Use SkipScan queries
SkipScan is included in TimescaleDB 2.2.1 and above. This section describes how to set up your database index and query to use a SkipScan node.
Your index must:
- Contain the
DISTINCT
column as the first column. - Be a
BTREE
index. - Match the
ORDER BY
used in your query.
Your query must:
- Use the
DISTINCT
keyword on a single column.
If the DISTINCT
column is not the first column of the index, ensure any leading columns are used as constraints in your query. This means that if you are asking a question such as “retrieve a list of unique IDs in order” and “retrieve the last reading of each ID,” you need at least one index like this:
CREATE INDEX "cpu_customer_tags_id_time_idx" \
ON readings (customer_id, tags_id, time DESC)

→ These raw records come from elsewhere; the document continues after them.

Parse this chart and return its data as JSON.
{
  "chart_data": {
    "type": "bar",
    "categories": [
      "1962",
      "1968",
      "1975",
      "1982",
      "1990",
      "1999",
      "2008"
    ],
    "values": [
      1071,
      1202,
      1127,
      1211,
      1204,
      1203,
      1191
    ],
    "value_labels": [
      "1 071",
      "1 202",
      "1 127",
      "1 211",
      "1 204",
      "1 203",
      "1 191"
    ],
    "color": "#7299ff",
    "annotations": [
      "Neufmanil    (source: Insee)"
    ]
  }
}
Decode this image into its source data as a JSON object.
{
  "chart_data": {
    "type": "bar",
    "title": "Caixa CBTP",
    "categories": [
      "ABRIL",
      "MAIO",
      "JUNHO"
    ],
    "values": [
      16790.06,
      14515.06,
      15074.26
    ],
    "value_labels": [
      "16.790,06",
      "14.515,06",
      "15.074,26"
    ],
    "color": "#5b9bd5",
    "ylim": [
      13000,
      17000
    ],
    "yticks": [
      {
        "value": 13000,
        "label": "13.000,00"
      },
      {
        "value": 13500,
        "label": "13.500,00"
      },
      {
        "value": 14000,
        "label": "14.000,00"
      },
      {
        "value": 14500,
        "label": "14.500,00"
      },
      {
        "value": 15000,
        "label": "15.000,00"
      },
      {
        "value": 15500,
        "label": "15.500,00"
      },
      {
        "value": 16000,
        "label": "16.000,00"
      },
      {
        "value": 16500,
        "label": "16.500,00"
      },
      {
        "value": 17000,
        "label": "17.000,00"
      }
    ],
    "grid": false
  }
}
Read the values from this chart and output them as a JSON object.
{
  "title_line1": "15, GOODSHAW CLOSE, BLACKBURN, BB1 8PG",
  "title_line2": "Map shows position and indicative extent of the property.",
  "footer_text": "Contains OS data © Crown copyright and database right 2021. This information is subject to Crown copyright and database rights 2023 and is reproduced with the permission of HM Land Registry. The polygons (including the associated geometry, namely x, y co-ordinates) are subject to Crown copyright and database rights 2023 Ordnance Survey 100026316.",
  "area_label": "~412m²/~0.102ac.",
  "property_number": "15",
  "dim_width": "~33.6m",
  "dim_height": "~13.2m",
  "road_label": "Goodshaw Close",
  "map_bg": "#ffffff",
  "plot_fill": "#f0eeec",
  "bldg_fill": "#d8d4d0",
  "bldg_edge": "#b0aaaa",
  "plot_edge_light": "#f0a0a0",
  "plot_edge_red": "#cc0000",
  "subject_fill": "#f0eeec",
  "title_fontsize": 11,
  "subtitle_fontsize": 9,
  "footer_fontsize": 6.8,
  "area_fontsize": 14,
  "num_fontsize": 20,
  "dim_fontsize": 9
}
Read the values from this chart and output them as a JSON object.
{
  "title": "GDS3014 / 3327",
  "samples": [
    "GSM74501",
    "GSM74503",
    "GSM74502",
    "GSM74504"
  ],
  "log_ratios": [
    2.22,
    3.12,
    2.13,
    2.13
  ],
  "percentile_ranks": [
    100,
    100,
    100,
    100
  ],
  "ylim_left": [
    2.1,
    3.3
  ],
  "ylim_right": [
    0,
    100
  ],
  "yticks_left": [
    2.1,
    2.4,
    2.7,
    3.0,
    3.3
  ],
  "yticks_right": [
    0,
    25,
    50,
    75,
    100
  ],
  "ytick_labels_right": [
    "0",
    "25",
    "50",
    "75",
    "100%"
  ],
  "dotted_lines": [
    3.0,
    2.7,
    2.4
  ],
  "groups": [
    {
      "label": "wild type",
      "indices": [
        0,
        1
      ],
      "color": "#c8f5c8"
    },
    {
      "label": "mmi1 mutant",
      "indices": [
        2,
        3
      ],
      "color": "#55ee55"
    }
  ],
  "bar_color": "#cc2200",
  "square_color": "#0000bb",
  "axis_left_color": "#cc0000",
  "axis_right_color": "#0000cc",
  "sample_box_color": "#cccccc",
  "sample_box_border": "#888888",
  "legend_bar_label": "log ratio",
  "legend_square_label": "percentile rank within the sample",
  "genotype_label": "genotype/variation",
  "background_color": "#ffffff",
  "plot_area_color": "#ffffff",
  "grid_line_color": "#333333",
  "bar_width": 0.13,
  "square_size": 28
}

With your index set up correctly, you should start to see immediate benefit for DISTINCT
queries. When SkipScan is chosen for your query, the EXPLAIN ANALYZE
output shows one or more Custom Scan (SkipScan)
nodes, like this:
-> Unique
-> Merge Append
Sort Key: _hyper_8_79_chunk.tags_id, _hyper_8_79_chunk."time" DESC
-> Custom Scan (SkipScan) on _hyper_8_79_chunk
-> Index Only Scan using _hyper_8_79_chunk_cpu_tags_id_time_idx on _hyper_8_79_chunk
Index Cond: (tags_id > NULL::integer)
-> Custom Scan (SkipScan) on _hyper_8_80_chunk
-> Index Only Scan using _hyper_8_80_chunk_cpu_tags_id_time_idx on _hyper_8_80_chunk
Index Cond: (tags_id > NULL::integer)